Of course, I'm not telling anyone how to make their murder mysteries, but I think I've done a decent job outlining black/white box differences for writing here. Because I'm preeetty sure you can apply this to other types of plots, too. Make of that what you will.

Tuesday, April 15, 2014

Writing Icebergs

Yes, I'm still alive. I spent my time working, in hospital and forcibly not doing anything (in that order). During the second period, my only source of entertainment was books. I found out that there seems to be an upper limit as to how much Jack Reacher someone can take, but luckily, my grandma brought me another book from the family crime novel stash (Yes, that's totally a thing.). That book did a few things wrong, mostly with its characters. One of these things is where my inspiration for this post comes from.

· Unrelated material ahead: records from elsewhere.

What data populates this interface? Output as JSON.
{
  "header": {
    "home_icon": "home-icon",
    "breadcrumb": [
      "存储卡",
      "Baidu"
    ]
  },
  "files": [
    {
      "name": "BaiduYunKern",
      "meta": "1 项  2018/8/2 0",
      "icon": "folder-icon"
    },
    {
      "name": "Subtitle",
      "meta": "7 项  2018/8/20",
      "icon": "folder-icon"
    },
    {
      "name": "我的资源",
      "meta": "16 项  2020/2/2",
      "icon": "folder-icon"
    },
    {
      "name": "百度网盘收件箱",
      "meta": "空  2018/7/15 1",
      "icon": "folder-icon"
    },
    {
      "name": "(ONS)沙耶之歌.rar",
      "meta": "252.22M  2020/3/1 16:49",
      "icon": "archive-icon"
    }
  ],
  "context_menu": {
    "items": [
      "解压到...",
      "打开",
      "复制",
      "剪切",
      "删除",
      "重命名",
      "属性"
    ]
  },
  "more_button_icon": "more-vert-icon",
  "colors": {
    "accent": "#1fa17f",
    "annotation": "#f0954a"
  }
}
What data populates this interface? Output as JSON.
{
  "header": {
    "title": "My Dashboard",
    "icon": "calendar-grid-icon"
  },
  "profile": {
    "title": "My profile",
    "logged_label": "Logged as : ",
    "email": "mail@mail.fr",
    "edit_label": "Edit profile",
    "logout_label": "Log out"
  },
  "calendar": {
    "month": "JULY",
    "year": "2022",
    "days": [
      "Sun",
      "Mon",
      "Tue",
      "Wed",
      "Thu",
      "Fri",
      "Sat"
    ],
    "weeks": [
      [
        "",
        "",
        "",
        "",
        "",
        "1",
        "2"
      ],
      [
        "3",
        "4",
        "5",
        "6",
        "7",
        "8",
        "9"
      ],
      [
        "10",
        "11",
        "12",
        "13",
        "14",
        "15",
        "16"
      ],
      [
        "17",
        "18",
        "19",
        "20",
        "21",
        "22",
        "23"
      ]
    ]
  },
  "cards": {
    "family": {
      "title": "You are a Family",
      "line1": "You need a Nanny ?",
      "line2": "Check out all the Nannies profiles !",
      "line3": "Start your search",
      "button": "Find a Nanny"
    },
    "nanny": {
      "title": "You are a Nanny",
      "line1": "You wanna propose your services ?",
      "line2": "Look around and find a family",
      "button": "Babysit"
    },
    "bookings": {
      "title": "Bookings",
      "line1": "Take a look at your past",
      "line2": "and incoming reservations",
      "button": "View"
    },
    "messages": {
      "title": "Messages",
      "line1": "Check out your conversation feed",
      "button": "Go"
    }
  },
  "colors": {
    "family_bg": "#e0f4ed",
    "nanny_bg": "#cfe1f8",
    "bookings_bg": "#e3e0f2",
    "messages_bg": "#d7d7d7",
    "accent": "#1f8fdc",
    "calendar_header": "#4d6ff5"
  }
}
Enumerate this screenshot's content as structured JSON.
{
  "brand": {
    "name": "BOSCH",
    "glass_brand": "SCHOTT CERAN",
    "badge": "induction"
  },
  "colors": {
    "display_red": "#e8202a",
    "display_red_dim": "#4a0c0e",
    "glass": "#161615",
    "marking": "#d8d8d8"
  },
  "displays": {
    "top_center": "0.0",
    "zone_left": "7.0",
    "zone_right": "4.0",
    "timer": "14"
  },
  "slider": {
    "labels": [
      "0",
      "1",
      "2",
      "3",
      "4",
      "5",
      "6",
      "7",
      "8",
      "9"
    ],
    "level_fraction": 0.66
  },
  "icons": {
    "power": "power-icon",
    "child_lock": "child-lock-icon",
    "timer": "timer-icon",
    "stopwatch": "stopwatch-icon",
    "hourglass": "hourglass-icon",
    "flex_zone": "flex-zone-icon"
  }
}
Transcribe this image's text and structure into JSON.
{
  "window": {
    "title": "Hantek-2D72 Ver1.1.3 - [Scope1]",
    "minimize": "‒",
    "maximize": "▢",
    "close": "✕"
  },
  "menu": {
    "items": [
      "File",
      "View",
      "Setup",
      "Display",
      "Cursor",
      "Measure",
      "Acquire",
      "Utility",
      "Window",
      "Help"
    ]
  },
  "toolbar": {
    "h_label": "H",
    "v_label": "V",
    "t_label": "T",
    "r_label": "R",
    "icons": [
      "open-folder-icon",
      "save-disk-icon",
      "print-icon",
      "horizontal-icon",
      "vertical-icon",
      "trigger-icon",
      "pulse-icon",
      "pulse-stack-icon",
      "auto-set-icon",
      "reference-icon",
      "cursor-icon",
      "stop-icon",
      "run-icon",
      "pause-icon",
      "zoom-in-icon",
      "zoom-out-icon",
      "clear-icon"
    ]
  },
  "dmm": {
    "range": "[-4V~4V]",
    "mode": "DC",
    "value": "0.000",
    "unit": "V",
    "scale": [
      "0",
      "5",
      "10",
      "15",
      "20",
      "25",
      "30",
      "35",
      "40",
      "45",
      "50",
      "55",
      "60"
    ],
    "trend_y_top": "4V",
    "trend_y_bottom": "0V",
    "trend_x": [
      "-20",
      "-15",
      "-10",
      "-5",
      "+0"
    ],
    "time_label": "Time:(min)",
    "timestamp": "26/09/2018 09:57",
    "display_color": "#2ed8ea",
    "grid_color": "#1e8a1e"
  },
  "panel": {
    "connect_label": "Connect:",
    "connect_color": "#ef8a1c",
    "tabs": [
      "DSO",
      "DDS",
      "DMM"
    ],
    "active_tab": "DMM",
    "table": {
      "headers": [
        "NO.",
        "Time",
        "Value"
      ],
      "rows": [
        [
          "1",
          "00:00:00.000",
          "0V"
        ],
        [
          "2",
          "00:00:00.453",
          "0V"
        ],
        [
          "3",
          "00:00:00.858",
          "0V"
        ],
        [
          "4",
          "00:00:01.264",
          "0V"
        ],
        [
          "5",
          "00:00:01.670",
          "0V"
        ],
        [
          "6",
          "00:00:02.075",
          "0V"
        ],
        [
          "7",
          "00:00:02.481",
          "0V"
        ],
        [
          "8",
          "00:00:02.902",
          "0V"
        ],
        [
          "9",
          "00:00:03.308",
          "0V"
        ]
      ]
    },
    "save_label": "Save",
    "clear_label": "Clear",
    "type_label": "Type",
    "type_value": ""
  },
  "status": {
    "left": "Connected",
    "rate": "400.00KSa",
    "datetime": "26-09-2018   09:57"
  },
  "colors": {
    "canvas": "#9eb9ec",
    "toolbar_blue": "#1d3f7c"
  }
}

Oh god, I'm rambling again.


Iceberg ahead!


Icebergs (I love loanwords) are funny things. The reason I'm using them as a metaphor here is the way they swim. The largest part of an iceberg is, invisible to the common Titanic passenger, hidden under water. But it can still influence its surroundings, as the common Titanic passenger had to realize.


 Yes, and?


And now let's apply this to writing. Many concepts in storytelling should, if done well, be icebergs. How exactly that looks depends on the element, though.

Worldbuilding
One of the most common mistakes I've seen with people who want to present their game idea to the common public is way too much worldbuilding in the pitch. I already talked about plot in relation to the setting, so go read that post for more details. The bottom line is that the plot is what drives things forward, not the world it's set in.
Sure, you shouldn't completely ignore your setting. It exists for a reason, and not referencing it at all makes it interchangeable. But the other extreme, endlessly wallowing in the setting with hardly any plot, isn't much better. Make the setting matter, show things that need explaining, but don't cram every detail you have into it.

Characters
This is where my original inspiration for this post comes in. The book I read almost constantly threw its main characters' backstory at me, to the point where I started identifying them by what happened before the plot. As with the world, having actual backgrounds for your characters is a good thing. The things that happened in a character's past influence their decisions in the present. But that doesn't mean that these things should be elaborated every time they influence that character. Also, backstory is not an excuse for everything and characters should have at least some development over the course of the story.

Plot
Yes, even the plot can be iceberged to an extent. This refers mostly to overly detailed subplots that don't really add that much to the grand scheme of things. Alternatively, there's people who want to tell you every little thing that happens between important scene A and B, no matter how insignificant or matter-of-fact it is. This is like toilets in video games. Just because they're not in the game that doesn't mean that nobody poops. It's just not shown because it's irrelevant.


The Bottom Line


It all comes down to, well, paring down the things that are visible. I have the feeling that too many people feel that their audiences are morons and will not get things if they're not waved in front of their faces. Things can be left out. Things can be abstracted. We don't need to know that Bobby McJohnson's dislike of the color pink comes from the embarrassing hat he wore at his first day of school.

Also, this is one of these topics that's a highly uneducated opinion, so if I'm talking garbage, feel free to tell me. But include the non-garbage interpretation, too. Now, if you're looking for me, I'm in my tomato shelter.